Fambul Tok Family Talk Healing the Wounds of War

Broadcast on August 01, 2012
With Libby Hoffman & John Caulker

Libby Hoffman

Founder/President of Catalyst for Peace; co-founder of Fambul Tok (the program); Producer, Fambul Tok (the film)
Libby Hoffman has been active in peacebuilding for 25 years – as a professor, trainer, facilitator, program director, consultant, and funder. A former Political Science professor at Principia College, she left academia to focus on the practice of peacebuilding , emphasizing the link between individual and community transformation. She has developed and led conflict resolution training programs in corporate, congregational, educational and community settings. She founded Catalyst for Peace (a Portland, Maine based private foundation) in 2003, to mobilize and support locally owned peacebuilding around the world, and to bring the stories of this work to the world. In the course of working with award-winning photographer Sara Terry to document stories of forgiveness and reconciliation in post-conflict Africa, Hoffman met John Caulker in 2007, and they began the partnership that led to the founding of Fambul Tok in Sierra Leone, alongside the commitment to document the process in film. Fambul Tok incorporated as an international organization in 2009 with Hoffman serving as its first President.
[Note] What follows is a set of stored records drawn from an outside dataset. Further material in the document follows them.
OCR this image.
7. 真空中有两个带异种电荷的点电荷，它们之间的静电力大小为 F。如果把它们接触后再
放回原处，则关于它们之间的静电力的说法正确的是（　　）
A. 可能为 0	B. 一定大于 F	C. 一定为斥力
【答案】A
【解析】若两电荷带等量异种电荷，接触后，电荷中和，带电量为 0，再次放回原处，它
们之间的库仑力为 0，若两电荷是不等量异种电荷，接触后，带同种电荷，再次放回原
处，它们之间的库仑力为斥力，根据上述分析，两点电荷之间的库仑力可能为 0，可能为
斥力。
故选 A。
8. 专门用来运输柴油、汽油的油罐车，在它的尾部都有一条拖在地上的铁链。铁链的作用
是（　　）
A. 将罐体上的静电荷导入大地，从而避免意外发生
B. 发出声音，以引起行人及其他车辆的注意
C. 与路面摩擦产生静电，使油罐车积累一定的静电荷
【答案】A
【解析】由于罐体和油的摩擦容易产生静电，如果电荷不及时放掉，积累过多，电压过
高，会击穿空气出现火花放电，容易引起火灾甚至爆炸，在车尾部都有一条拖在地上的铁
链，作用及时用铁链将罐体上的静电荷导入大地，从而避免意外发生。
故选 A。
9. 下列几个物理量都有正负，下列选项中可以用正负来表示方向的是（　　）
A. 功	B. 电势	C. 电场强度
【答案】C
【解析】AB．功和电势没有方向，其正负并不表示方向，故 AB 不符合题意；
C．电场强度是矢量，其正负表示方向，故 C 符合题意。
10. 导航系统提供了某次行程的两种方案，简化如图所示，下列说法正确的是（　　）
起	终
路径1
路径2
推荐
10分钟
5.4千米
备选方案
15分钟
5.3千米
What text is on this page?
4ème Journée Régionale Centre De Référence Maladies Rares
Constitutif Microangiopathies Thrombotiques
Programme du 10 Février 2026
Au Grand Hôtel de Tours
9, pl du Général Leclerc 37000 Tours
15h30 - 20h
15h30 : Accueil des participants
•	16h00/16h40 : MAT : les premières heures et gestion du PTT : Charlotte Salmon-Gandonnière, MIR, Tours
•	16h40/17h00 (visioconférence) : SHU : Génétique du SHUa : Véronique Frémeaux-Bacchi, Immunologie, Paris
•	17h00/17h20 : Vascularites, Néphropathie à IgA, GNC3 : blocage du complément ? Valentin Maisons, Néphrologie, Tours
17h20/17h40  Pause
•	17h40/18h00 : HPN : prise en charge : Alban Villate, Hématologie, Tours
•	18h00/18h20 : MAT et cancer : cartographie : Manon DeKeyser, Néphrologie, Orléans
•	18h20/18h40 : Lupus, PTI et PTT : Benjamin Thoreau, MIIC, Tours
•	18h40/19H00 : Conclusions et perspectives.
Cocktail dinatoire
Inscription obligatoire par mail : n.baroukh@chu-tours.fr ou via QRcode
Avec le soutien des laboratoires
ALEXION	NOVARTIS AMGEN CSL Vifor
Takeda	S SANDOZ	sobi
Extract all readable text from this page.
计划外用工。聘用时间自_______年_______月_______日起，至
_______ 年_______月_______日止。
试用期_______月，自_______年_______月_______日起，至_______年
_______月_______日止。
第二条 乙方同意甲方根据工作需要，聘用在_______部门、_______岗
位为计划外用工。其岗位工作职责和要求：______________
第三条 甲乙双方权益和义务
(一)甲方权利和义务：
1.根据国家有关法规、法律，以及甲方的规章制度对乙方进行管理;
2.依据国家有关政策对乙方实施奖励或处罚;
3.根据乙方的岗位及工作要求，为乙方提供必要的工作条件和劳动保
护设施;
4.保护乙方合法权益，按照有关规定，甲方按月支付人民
Catalyst for Peace is still the US funding and program partner for Fambul Tok, and continues to focus on ways to share its stories and lessons more broadly. Fambul Tok (the film) was released in 2011 to great critical acclaim – with Hoffman as Producer/Executive Producer.

John Caulker

Founder and President, Fambul Tok International; longtime Sierra Leonean human rights activist.
John Caulker founded and has led the implementation of the Fambul Tok program since its inception in 2007, first as the founding Executive Director of Forum of Conscience, and currently as the Executive Director of Fambul Tok International – Sierra Leone. Caulker became a human rights activist as a student leader during the initial years of the war in Sierra Leone. Risking his life to document wartime atrocities, he infiltrated rebel camps disguised as a rebel to gather information and stories to pass along to international organizations such as Amnesty International, Article 19, and Human Rights Watch. He founded Forum of Conscience as a human rights NGO in Sierra Leone in 1996. With Forum of Conscience, Caulker strove to prevent recurring violence by connecting the root causes of Sierra Leone’s brutal conflict to the need for rural community participation in the national decision making process and acknowledgement of wrong doing to victims through the reparations program. As the national chairman of the Truth and Reconciliation Commission (TRC) Working Group, he pressured the government of Sierra Leone to implement the recommendations of the TRC’s 2004 report, and fought to ensure that some of the revenues from the sale of natural resources benefit Sierra Leoneans themselves in the form of a special fund for war victims.